Kyrgyzstan Crypto Exchange Grinex Hit by $15M Hack, Exposing Russia Sanctions Evasion Network

Gate News message, April 17 — A cyberattack on Grinex, a Kyrgyzstan-based cryptocurrency exchange under US sanctions, has exposed a shadow financial network allegedly used to circumvent Western restrictions on Russia. Hackers stole approximately $15 million from Grinex in the attack, which also appears to have targeted TokenSpot, a closely linked platform. Both exchanges showed overlapping wallet activity and simultaneous downtime, suggesting a single attacker targeted an interconnected network.

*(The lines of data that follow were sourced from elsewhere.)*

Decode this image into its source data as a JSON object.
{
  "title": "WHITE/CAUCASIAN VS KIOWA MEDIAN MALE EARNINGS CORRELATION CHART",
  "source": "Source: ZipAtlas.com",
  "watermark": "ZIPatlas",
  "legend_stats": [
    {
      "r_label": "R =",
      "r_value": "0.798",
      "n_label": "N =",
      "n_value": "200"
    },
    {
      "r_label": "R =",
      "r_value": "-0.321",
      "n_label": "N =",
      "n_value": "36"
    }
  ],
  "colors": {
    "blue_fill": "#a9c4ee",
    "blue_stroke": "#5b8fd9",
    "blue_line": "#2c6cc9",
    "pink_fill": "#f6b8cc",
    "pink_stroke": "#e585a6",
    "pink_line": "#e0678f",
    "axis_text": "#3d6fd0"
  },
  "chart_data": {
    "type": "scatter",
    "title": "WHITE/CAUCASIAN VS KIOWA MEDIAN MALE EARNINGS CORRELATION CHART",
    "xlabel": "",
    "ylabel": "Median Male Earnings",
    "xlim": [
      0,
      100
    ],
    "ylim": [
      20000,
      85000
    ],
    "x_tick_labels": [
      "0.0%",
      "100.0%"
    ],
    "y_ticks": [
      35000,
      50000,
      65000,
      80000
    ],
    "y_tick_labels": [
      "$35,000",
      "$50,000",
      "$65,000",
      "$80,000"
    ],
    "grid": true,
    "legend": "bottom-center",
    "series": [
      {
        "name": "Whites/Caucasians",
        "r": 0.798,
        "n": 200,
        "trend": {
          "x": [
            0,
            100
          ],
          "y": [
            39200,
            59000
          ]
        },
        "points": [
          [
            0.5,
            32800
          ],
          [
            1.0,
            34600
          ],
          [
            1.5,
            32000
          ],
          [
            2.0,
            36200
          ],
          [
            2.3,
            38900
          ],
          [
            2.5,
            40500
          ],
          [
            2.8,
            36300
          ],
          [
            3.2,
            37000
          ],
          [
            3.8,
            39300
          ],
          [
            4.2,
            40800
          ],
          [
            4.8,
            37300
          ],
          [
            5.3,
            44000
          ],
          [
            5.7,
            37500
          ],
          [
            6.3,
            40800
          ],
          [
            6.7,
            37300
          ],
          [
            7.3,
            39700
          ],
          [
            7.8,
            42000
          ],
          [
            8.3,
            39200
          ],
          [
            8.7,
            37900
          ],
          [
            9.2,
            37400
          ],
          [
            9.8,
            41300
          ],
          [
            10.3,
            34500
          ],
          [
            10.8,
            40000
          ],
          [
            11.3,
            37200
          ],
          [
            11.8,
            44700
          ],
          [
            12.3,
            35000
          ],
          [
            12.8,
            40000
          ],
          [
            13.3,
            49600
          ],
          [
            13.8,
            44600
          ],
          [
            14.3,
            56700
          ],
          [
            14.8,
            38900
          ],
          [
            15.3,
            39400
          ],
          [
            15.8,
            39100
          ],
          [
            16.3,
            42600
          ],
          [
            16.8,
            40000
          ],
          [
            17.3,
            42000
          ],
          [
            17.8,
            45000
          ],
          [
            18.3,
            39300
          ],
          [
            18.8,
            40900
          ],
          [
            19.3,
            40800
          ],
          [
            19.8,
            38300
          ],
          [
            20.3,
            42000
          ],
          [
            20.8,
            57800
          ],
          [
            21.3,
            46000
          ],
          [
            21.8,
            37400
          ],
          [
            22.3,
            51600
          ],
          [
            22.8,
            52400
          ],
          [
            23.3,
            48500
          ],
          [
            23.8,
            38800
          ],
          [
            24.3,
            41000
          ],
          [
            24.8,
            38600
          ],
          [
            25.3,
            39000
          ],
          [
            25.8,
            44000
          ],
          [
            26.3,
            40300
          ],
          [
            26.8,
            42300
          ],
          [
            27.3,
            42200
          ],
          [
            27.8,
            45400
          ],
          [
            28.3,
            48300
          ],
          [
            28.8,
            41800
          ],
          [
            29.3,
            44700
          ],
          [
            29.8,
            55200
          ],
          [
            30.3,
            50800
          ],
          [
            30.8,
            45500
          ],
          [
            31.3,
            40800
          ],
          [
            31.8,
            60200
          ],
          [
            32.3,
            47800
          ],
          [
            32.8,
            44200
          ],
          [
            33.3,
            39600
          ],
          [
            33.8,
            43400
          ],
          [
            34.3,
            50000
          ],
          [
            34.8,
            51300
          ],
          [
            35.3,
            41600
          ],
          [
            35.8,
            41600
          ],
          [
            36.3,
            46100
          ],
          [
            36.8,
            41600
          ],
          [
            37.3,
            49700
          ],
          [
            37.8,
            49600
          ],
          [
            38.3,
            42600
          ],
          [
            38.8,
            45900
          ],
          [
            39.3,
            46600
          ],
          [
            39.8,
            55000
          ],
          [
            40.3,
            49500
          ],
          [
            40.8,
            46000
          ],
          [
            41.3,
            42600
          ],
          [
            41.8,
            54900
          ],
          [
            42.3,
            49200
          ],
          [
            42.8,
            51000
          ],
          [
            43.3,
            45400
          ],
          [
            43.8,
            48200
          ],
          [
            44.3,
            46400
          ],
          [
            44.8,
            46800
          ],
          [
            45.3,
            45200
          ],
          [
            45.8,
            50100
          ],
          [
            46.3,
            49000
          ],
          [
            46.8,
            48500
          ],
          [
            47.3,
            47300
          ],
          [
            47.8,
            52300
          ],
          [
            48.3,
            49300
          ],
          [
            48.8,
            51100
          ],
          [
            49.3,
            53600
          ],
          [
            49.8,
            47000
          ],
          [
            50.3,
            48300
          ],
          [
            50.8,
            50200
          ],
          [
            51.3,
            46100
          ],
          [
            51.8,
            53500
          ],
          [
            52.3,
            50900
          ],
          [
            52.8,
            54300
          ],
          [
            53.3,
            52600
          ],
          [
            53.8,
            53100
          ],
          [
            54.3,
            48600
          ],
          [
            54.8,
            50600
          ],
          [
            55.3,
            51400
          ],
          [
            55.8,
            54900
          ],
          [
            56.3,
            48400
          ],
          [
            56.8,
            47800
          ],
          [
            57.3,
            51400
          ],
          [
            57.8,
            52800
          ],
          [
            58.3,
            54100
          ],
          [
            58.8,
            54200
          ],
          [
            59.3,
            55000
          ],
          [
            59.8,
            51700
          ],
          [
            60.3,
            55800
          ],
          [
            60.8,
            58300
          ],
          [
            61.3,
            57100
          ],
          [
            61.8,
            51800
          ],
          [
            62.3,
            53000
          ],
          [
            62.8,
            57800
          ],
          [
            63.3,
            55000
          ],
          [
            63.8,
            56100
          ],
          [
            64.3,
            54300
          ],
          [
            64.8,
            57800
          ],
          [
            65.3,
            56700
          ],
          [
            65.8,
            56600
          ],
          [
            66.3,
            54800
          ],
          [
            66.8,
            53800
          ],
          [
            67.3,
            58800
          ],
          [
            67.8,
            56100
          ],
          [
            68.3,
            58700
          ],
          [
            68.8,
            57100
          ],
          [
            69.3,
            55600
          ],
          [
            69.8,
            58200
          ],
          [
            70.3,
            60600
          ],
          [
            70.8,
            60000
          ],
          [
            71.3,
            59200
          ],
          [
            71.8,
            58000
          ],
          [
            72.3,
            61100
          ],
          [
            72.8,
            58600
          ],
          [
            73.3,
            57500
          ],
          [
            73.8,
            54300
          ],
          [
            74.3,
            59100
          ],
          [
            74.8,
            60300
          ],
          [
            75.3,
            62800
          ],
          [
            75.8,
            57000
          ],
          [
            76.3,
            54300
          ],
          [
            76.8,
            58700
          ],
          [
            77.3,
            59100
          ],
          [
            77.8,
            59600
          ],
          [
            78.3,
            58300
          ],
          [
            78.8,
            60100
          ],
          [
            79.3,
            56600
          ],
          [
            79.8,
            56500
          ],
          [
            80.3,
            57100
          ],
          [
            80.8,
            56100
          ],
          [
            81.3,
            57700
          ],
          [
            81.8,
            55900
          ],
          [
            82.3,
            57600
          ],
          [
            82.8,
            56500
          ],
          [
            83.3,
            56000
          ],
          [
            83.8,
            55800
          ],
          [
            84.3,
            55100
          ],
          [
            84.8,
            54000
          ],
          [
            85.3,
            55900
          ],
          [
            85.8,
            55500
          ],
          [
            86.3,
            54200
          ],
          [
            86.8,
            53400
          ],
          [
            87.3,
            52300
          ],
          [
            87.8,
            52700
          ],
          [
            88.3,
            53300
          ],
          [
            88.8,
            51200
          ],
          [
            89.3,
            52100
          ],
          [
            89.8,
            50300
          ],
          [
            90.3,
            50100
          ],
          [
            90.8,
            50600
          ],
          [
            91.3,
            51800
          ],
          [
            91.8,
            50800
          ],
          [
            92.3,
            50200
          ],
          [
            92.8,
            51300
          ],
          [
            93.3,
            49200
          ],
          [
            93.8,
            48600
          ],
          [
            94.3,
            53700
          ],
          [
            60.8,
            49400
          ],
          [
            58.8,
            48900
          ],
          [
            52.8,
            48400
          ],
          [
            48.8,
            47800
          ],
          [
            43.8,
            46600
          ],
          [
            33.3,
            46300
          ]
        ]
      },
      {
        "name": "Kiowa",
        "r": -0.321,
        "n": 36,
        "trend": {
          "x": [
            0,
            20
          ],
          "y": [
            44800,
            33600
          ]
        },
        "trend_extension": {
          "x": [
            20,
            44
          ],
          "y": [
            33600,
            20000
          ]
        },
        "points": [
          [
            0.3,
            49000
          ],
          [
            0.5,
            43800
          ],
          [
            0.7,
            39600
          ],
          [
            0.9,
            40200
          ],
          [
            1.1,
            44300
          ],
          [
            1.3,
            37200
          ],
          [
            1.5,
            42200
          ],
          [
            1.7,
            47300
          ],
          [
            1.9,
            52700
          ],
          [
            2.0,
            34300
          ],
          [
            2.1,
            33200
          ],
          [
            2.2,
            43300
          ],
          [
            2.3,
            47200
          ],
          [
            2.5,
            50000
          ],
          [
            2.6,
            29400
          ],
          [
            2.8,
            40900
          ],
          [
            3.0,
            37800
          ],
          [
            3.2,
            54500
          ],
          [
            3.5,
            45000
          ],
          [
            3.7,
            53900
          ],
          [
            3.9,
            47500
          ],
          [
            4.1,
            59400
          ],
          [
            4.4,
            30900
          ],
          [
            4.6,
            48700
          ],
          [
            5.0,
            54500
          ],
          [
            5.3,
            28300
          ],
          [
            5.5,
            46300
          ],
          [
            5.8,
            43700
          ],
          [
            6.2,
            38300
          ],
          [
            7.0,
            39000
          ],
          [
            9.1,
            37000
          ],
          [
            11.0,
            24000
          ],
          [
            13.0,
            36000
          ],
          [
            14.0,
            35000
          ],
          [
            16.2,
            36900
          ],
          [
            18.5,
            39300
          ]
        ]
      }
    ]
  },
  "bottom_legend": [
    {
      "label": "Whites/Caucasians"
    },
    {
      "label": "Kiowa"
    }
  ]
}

Grinex was incorporated in Kyrgyzstan in December 2024, weeks before US authorities dismantled Garantex, a Russia-linked exchange sanctioned by the US Treasury's Office of Foreign Assets Control (OFAC) since April 2022. According to OFAC, which sanctioned Grinex in August 2025, the exchange was a direct continuation of Garantex with the same owners, clients, and infrastructure. When Garantex was shut down, Telegram channels affiliated with it immediately directed users to migrate their assets to Grinex. Before its takedown, Garantex had processed over $100 billion in transactions despite being under sanctions, with 82% of its volume linked to sanctioned entities globally.

Blockchain analysts identified more than 70 wallets linked to the theft, exceeding the number Grinex publicly disclosed. Stolen funds, mostly USDT on the TRON network, were swapped into ETH and TRX via the SunSwap decentralized exchange before being routed to a single consolidation address. TokenSpot was found routing funds to the same wallet while briefly going offline, pointing to shared infrastructure. Trading activity on Grinex also involved A7A5, a ruble-backed stablecoin, raising additional concerns about the nature of transactions processed.

Grinex blamed the attack on what it called the special services of unfriendly states, describing it as a systematic attempt to destabilize Russia's domestic financial sector and framing the hack as an act of financial warfare rather than a criminal breach. Blockchain intelligence firm TRM Labs said it had not verified that claim.